La Cour d’appel de Rennes dans une décision du 4 juillet 2002 a estimé que deux parents, qui s’étaient rendus en Californie aux fins d’y conclure une convention de mère porteuse, avaient détourné la loi française sur la gestation pour autrui.
Au fur et à mesure, la position des juridictions françaises s’est durcie ; Même la cour de cassation, gardienne de la légalité en France, a adopté le même raisonnement que les juges d’appel.
Dans un arrêt du 6 avril où un père s’était rendu en Inde pour y conclure une convention de mère porteuse avant de revenir en France avec son enfant. Les juges de la cour de cassation ont estimé, dans un arrêt très motivé, que ni les conventions européennes ni les conventions internationales ne pourraient venir enfreindre des dispositions d’ordre public en France. Ainsi les droits de l’enfant prévus par la convention internationale des droits de l’enfants et le droit à une vie familiale prévu par la CEDH ne trouvaient application.
Cette position est dure et sévère pour des enfants qui payent le prix des agissements de leurs parents. La loi française semblait donc incontournable et infaillible voire même inhumaine et insensible.
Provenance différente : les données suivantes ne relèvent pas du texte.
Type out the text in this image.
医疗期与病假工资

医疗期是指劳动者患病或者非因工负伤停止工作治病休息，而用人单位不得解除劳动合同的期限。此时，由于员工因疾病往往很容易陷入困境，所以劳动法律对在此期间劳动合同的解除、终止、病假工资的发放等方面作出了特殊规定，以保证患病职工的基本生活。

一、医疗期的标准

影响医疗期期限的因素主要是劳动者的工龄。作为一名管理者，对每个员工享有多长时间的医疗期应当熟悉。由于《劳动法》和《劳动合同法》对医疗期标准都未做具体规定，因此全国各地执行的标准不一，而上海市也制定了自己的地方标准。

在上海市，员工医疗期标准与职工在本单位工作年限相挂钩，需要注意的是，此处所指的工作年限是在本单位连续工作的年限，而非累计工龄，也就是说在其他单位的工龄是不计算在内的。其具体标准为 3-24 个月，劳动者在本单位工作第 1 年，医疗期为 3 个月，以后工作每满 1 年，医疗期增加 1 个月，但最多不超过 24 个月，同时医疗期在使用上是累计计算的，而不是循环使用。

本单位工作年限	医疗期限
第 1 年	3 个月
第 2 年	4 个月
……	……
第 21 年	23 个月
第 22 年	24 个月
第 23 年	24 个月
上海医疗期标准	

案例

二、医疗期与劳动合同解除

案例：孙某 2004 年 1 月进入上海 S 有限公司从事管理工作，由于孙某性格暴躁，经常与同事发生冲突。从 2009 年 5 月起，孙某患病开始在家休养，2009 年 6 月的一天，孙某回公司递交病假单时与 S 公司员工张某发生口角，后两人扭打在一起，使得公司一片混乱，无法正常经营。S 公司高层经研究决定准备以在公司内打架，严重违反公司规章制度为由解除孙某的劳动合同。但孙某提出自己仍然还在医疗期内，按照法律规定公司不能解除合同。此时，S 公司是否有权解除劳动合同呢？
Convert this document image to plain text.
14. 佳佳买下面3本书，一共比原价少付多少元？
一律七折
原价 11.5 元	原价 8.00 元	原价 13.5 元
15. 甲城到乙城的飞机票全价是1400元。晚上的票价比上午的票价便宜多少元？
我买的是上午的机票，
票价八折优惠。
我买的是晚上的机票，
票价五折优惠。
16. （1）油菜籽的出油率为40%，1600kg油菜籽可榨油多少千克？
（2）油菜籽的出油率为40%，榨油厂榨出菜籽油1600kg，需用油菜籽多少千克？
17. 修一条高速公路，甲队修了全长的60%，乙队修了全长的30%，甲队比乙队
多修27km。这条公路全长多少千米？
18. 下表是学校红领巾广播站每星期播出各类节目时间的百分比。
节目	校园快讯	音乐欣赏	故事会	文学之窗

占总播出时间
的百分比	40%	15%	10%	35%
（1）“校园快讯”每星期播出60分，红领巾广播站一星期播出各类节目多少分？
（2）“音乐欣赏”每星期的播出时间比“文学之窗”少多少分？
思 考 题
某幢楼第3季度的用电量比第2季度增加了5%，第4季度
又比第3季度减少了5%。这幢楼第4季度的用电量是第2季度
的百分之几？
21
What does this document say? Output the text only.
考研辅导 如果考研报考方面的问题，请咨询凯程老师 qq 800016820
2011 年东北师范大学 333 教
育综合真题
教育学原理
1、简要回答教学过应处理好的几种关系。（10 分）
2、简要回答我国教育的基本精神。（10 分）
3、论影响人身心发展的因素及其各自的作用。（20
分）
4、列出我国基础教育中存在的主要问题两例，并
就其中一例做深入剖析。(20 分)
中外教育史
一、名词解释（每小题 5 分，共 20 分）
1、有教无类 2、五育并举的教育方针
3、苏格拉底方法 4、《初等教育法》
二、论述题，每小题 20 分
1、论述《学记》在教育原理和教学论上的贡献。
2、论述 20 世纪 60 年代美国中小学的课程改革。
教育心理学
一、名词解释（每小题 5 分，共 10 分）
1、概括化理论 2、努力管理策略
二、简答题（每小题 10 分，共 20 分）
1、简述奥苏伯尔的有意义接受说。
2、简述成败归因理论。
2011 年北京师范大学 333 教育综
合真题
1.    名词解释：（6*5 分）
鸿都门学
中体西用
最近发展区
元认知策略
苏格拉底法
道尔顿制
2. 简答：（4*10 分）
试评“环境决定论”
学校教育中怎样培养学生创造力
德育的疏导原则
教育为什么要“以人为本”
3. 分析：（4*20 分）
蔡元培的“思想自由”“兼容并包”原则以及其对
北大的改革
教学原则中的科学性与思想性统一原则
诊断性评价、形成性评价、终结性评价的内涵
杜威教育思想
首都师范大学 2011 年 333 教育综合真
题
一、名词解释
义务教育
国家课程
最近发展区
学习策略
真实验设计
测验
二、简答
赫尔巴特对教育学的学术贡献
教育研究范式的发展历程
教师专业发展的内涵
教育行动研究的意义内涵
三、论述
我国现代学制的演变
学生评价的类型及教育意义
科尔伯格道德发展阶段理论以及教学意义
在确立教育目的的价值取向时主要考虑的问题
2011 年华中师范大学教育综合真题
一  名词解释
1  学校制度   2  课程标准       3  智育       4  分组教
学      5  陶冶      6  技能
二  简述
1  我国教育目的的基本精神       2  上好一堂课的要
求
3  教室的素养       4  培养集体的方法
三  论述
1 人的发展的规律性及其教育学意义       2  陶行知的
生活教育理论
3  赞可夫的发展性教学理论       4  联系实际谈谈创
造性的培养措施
En janvier 2013, en plein débat du mariage pour tous, La Garde des Sceaux, Christiane Taubira a pris une circulaire pour enjoindre les juges de délivrer des certificats de nationalité française pour des enfants nés à l’étranger au recours d’une gestation pour autrui. Cette circulaire, contre l’esprit de la loi a été un argument de défense de parents auteurs de GPA.
Seulement, une circulaire n’a aucune valeur normative, du moins pas au point d’influencer les juges. Ces derniers se sont donc trouvés dans une position délicate entre d’une part un texte de loi, lapidaire et imparfait d’ordre public donc interrogeable et d’autre part une actualité et une opinion publique médiatique en faveur d’une légalisation de la GPA.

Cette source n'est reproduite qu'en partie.